I'm currently using (on a color LCD) a syntax highlighting theme that uses about 4 shades of gray, plus typographic differentiation. It would look fine on an e-ink screen.


What you _can_ do, is buy the boox lumi, a 13 inch Android e-unk tablet. Then get a Bluetooth keyboard folio for it. You now essentially have a 13 inch laptop chromebook.


The OLPC had a dual-mode display that worked great for reading both indoors and out. For some reason nobody has since picked up on this idea.

http://www.olpcnews.com/hardware/screen/olpc_xo_resolution_d...


The OLPC used a transflective LCD. Basically, the low power mode was a grayscale LCD with the backlight turned off. The background was a reflective surface that reflected enough light to give a, rather low contrast, image.


>Allows me to actually work outside!!!

This can also be achieved with a transflective panel.

Edit: Here's one retrofitted to a thinkpad. https://www.youtube.com/watch?v=HuegrU_kIq8


Yeah, this is the real answer to the "outside" use case.

Lots of fitness smartwatches have them, and they're awesome. Once you walk outside there's clearly a reduced color gamut, but other than that, everything else (fps, etc) remains the same, and the screen is perfectly usable.

Can't wait until other niche mobile devices come out with this tech (tablets, phones, laptops).


I work on a beach a lot. Laser printer costs $100 and paper is like 0.01 cents. Probably better usability.

This thing is not hardened for outdoor use. I dont think it would work in cafe. If it drops on floor, liquids, sand, salty water....


I really would love one of these for the 2D AutoCAD work I do which mostly involves electrical diagrams and 2D building layouts for fire / gas alarm systems. One of the main problems I see is the finite lifespan of an E-Ink display vs traditional monitors. Not to say the old 1440P TN displays I use at work will last forever, but I'm not sure an E-Ink display having to refresh constantly for 8 hours a day of work will hold up nearly as long.

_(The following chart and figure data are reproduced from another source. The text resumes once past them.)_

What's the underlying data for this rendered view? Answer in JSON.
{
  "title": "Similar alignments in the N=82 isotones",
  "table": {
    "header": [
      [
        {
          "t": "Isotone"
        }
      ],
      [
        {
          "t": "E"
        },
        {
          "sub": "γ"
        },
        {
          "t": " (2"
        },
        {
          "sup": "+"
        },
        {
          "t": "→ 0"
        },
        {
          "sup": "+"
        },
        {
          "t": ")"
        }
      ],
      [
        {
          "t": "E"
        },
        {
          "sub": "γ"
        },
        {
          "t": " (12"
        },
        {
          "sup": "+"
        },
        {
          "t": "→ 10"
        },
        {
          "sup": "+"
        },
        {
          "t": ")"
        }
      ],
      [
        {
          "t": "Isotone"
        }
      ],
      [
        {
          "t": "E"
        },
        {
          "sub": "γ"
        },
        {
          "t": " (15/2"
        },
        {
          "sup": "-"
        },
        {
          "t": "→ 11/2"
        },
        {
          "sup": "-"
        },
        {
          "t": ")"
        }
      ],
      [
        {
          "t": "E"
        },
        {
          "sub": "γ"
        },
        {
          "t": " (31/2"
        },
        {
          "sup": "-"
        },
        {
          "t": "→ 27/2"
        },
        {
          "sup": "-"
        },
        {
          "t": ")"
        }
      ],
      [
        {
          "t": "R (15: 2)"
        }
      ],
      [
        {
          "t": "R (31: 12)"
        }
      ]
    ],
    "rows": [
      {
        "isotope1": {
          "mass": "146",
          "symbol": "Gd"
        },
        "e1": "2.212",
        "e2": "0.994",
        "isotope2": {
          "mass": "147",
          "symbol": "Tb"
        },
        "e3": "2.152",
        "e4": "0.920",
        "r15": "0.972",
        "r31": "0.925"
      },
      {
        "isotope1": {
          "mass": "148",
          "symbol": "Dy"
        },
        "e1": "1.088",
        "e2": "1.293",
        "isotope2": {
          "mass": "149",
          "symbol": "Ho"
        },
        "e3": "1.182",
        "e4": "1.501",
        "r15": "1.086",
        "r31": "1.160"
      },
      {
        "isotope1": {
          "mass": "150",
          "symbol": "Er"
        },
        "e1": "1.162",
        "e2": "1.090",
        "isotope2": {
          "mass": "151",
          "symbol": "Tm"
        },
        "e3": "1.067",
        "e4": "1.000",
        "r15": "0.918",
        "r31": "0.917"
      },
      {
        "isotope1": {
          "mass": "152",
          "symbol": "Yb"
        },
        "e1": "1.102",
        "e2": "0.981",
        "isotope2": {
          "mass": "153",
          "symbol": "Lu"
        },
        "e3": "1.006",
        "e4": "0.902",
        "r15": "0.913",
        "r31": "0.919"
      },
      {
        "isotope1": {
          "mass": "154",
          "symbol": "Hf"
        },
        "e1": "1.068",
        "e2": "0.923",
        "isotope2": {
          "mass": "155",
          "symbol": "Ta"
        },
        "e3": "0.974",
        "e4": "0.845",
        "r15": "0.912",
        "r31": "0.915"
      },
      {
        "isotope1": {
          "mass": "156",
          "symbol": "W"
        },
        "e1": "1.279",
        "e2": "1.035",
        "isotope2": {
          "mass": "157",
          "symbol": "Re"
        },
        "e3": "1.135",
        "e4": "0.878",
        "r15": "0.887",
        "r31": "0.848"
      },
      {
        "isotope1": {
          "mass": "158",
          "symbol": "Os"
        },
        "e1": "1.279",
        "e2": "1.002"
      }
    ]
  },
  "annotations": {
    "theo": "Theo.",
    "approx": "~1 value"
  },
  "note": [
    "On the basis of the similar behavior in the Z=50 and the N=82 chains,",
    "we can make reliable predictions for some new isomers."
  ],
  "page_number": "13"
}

A lot of counterpoints here, how about a half normal display, half e-ink? Left side of the monitor is LCD m, and the right side is e-ink. Might be a bit cramped for some use cases, might work for others. Or, how about a rollable, flexible OLED that can dynamically roll out and cover more and more of the e-ink display, so that you could roll out the OLED when needed, or tuck it in when you want full e-ink?


If you just want it for reading, you could buy a $200 laptop and use this as an external display. If you're not running hot you could leave your laptop closed inside a backpack or case while you used it. Still kind of fiddly but it sounds good to me.


I would prefer a modular laptop where I can swap between OLED and liquid paper screens. Just snap another screen before going to work in a park.


Does the framework laptop have a modular display option?


No I specifically ask this to one of the founders and the display is not customizable unlike the rest.

You get the reflective non matte display and according there were no plans for a matte or EPD option.


You expect anything from a market that till very recently sold 768p displays and hdds?


Lenovo ThinkBook has an eink screen. Not exclusively, but works quite well.


They could partner with framework to offer the one in their marketplace.


I did that in the old days with a repurposed kindle.


patents if i recall.

a netbook style, or even like old kindle keyboard sized up would be pleasant.


eInk Inc. levies giant patent royalties on eInk screen manufacturers.